Improving leaders’ effectiveness and managing change are among the top priorities for HR leaders next year (2023), finds a global survey by consultancy, Gartner.
The top five areas HR professionals want to focus on next year are: leader and manager effectiveness (60%), organisational and change management (53%), employee experience (47%), recruiting (47%) and the future of work (42%), according to the survey of 860 HR leaders across 60 countries and all major industries to identify their priorities and challenges for 2023.
As today’s work environment changes, leadership must change too, according to the Top 5 Priorities for HR Leaders in 2023 report.
Executives are facing a “triple squeeze” of pressures, with rising inflation, scarce and expensive talent and global supply constraints driving priorities, says the report.
Meanwhile, the three environmental shifts of social and political turbulence, ‘work-life fusion’ and flexible work arrangements are redefining the leader-employee dynamic into a human-to-human relationship, says the report.
The human-to-human dynamic in the workplace requires leaders to display “human-centric” leadership, defined as leading with authenticity, empathy and adaptivity. They need to act with purpose and enable true self-expression for themselves and their teams, show genuine care, respect and concern for employee well-being, and enable flexibility and support that fit the unique needs of team members, recommends the report.
In the new climate of social and political turbulence, rather than focusing on enabling workplace boundaries, leaders need to enable safe self-expression at work, the report recommends.

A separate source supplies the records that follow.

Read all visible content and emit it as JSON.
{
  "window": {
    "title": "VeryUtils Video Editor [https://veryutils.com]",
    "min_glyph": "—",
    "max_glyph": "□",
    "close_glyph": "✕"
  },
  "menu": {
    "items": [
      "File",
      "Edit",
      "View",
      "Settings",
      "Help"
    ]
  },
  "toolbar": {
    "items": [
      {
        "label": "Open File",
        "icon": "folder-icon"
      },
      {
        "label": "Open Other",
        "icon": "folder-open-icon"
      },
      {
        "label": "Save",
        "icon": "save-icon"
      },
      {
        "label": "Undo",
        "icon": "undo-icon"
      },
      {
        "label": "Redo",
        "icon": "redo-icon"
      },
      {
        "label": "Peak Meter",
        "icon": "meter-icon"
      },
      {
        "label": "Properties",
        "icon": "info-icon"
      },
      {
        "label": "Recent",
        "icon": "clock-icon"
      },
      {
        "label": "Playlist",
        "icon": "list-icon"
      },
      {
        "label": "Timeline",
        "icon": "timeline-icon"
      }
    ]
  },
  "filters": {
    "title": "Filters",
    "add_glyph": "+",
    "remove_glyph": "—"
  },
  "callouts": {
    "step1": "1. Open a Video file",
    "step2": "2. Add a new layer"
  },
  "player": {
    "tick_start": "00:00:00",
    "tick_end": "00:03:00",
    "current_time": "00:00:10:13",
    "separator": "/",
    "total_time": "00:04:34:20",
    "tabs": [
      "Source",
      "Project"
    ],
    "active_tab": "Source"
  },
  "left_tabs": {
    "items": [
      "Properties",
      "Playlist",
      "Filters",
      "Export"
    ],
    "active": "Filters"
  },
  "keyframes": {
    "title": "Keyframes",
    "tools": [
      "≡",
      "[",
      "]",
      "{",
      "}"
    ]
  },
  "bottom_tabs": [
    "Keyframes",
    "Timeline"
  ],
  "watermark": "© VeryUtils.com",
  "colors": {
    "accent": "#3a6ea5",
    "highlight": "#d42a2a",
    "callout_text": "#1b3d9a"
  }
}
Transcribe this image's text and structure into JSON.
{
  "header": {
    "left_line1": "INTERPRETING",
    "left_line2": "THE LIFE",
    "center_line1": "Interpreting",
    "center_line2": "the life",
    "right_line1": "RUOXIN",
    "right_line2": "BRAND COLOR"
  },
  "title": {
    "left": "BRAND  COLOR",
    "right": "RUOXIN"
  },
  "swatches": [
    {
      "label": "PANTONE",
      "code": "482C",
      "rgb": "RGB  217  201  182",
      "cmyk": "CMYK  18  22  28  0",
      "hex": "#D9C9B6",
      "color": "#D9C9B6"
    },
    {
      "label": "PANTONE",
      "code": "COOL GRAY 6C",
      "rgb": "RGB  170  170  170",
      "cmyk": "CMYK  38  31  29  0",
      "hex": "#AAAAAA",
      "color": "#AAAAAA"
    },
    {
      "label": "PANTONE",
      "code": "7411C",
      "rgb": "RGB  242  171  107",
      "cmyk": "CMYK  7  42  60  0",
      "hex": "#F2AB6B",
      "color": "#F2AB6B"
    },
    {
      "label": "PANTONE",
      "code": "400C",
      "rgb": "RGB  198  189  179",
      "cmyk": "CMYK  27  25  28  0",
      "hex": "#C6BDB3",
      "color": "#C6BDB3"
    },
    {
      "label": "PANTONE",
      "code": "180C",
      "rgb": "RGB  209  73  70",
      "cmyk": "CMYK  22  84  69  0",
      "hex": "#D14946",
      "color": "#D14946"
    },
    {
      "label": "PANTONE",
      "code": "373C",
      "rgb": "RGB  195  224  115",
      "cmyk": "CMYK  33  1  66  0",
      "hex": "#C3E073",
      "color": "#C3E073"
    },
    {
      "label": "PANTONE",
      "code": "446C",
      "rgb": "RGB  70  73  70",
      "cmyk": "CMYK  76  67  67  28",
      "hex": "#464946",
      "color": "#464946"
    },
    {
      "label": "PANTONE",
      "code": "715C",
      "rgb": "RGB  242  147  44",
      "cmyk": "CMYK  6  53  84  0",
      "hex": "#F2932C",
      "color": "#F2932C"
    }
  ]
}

To address the shift towards more work-life fusion, where people have increasingly visible personal lives, leaders should move from addressing work needs to addressing life needs, it recommends. With the shift towards more hybrid working arrangements, the focus needs to be on managing tailored, flexible workflows rather than standardised workflows.
A quarter said their current development approach doesn’t prepare leaders for the future of work, with 51% of HR leaders saying their workforce planning is limited to headcount planning. Some 36% said their recruitment strategies are insufficient for finding the skills their organisation needs.